Masa Depan Jakarta di Mata Skorer Karaoke—Cerpen 'Metaxu' Oleh Norman Erikson Pasaribu

Memakai sudut pandang pegawai karaoke, Norman memberi pembaca bar dipenuhi hologram, membayangkan Kota Tua tenggelam, serta sebuah kisah yang sulit dilupakan.

*Cerpen ini tayang sebagai bagian dari 'Pekan Fiksi VICE: Indonesia 2038'. Redaksi meminta penulis-penulis muda potensial negara ini menjelajahi kemungkinan situasi Indonesia pada 2038. Naskah yang kami terima rata-rata bercorak fiksi ilmiah, menyajikan gaya tutur segar, serta sudut pandang menarik saat mengulas topik seperti teknologi, lingkungan, agama, hingga bahasa di masa mendatang.

Selamat membaca!

Iklan

Ini termasuk cerita yang tak akan pernah muncul di video-video pengakuan dosaku untukmu. Ini datang dari kehidupanku saja ketika aku masih tinggal di Jakarta. Aku masih seorang skorer tanpa daya tarik di salah satu rumah karaoke premium di Jalan Sabang Baru, seperti yang pernah kuceritakan selintas di pengakuan-pengakuanku sebelumnya. Setiap hari aku bertengkar dengan adikku yang pemarah dan melemparinya dengan botol-botol obat batuk kosong, berharap salah satu dari mereka membuatnya buta. Yang betulan terjadi: ketika aku tiga belas tahun, satu mengenai telinga kirinya dan pecahan botol membuat ia agak tuli. Sayangnya, Om, itu bukan dosa terbesarku.

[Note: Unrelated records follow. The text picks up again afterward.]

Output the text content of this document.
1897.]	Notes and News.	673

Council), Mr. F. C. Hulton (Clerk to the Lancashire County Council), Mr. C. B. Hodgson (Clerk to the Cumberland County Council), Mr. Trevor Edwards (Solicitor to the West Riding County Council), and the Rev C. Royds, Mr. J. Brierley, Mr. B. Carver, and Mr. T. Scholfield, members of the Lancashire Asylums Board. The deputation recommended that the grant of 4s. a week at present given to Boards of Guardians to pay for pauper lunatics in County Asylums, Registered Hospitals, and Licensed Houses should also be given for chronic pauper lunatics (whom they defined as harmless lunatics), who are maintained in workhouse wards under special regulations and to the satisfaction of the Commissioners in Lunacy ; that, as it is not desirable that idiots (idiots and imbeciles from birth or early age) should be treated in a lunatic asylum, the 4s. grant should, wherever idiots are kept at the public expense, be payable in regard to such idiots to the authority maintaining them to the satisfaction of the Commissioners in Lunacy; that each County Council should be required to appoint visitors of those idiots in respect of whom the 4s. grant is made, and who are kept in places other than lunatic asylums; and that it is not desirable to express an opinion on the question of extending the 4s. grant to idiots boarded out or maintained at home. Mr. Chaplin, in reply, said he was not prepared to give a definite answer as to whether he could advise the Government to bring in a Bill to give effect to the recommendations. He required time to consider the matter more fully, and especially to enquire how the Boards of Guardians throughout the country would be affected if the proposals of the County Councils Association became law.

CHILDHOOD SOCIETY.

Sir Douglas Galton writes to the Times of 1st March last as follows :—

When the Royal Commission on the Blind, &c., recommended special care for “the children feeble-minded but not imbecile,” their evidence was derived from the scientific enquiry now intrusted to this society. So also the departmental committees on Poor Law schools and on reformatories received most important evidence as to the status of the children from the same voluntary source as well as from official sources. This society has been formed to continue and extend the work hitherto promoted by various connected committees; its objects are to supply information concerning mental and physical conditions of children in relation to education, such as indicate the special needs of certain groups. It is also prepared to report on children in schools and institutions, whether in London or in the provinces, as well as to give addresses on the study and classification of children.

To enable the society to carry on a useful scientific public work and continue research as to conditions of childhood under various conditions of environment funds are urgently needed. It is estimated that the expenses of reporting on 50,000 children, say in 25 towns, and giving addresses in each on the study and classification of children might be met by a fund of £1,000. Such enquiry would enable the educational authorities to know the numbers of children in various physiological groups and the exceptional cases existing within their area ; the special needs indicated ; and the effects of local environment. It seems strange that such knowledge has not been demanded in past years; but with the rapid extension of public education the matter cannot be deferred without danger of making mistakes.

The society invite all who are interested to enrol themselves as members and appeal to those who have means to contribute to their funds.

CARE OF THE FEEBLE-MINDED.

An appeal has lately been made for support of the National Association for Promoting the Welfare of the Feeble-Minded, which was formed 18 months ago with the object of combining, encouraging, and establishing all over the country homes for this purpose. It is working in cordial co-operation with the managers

Saat itu aku hanyalah seorang gadis yang melintasi hidupnya mengendarai majalah bekas terbang, dan bukannya buku-buku tebal. Aku bukan seorang perempuan yang kini kau kenal, yang sedang menyelesaikan kuliah Filsafat Teknik, yang tengah merampungkan skripsi tentang fenomena metaxis dalam penayangan ulang ingatan pada otak manusia. Diriku saat itu mustahil muncul ketika misa hanya untuk “mendengarkan khotbah Om.” Masa depanku yang masih tersisa di sana: kacamata yang disambung lem Alteco, dan cuping hidung penuh noda hitam karena hiperpigmentasi.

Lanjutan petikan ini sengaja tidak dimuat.